Le groupe dispose d'environ 105 GW de capacités d'énergies renouvelables en production, en construction ou en développement.

"Cet accord reflète la poursuite de l'objectif, par Shell, de gestion active" de son portefeuille dans l'énergie, "correspondant à sa stratégie" énoncée en 2025, a indiqué Machteld de Haan, directrice de l'aval, des renouvelables et des solutions énergétiques du groupe britannique, dans un communiqué séparé.

Shell met en oeuvre depuis plusieurs années une stratégie de désengagement des énergies renouvelables pour se concentrer notamment sur ses activités liées aux combustibles fossiles et doper ses bénéfices.

Dans ce contexte, Shell avait notamment annoncé mi-juillet céder au conglomérat indien Aditya Birla Group de sa filiale Sprng Energy, spécialisée dans le solaire et l'éolien en Inde.

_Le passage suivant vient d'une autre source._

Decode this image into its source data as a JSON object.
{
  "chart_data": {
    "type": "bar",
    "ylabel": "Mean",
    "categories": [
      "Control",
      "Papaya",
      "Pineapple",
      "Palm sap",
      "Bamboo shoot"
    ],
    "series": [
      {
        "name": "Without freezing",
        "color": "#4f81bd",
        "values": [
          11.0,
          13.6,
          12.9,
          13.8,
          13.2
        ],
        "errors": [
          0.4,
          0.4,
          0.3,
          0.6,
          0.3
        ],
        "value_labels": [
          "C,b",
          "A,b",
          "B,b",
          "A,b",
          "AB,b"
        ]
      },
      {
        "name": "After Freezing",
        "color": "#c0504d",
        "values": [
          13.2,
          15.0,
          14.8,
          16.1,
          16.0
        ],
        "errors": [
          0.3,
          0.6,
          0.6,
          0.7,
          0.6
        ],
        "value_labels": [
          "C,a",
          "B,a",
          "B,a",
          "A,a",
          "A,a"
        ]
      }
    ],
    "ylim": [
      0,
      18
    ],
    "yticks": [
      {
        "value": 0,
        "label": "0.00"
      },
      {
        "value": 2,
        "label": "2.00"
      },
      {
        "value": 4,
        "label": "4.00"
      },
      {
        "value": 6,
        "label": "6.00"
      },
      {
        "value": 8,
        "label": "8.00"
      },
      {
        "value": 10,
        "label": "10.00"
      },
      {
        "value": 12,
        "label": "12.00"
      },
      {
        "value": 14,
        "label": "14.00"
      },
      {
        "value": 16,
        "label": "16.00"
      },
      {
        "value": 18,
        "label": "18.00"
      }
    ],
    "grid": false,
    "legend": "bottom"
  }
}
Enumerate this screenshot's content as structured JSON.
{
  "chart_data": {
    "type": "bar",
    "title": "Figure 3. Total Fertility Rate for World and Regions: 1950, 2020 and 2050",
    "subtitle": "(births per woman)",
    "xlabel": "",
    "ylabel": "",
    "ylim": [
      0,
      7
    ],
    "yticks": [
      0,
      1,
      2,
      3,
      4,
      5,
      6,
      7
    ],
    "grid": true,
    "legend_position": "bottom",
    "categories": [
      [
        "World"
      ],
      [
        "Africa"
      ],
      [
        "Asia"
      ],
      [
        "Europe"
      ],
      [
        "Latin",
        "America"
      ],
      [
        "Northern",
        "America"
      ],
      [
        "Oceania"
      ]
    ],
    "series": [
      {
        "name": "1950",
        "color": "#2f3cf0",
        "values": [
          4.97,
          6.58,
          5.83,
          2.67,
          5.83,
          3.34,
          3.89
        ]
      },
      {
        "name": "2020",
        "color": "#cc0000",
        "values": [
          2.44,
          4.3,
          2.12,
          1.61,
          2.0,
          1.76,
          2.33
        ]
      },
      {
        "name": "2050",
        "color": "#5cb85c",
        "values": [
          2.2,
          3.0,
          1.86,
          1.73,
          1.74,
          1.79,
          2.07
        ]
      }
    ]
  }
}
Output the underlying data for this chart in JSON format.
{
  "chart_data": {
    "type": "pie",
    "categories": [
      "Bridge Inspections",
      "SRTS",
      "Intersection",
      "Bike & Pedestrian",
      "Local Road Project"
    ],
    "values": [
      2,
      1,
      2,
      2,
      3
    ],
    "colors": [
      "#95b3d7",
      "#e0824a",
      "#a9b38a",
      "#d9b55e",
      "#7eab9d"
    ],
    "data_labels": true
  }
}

La vente annoncée lundi s'inscrit elle aussi dans le cadre de cette stratégie, qui vise notamment à "privilégier les investissements dans des moyens de production flexibles, tels que les centrales électriques à gaz, les batteries de grande capacité et les technologies numériques" - qui permettent de compenser l'intermittence d'énergies renouvelables en plein essor -, a rappelé Shell lundi auprès de l'AFP.

La deuxième transaction annoncée par TotalEnergies concerne la cession à KKR de 50% d'un portefeuille d'actifs renouvelables, déjà largement développés, de 1,2 GW en Europe pour une valeur d'entreprise de 1,8 milliard d'euros.

Ces actifs, dans le solaire et l'éolien terrestre, se trouvent en Allemagne, Espagne, France et Pologne. L'électricité produite par ces actifs est déjà vendue à des tiers ou sera commercialisée par TotalEnergies.

Vers 14H30 GMT, Shell cédait 0,34% à 33,72 livres à la Bourse de Londres et TotalEnergies 0,44% à 76,08 euros à la Bourse de Paris.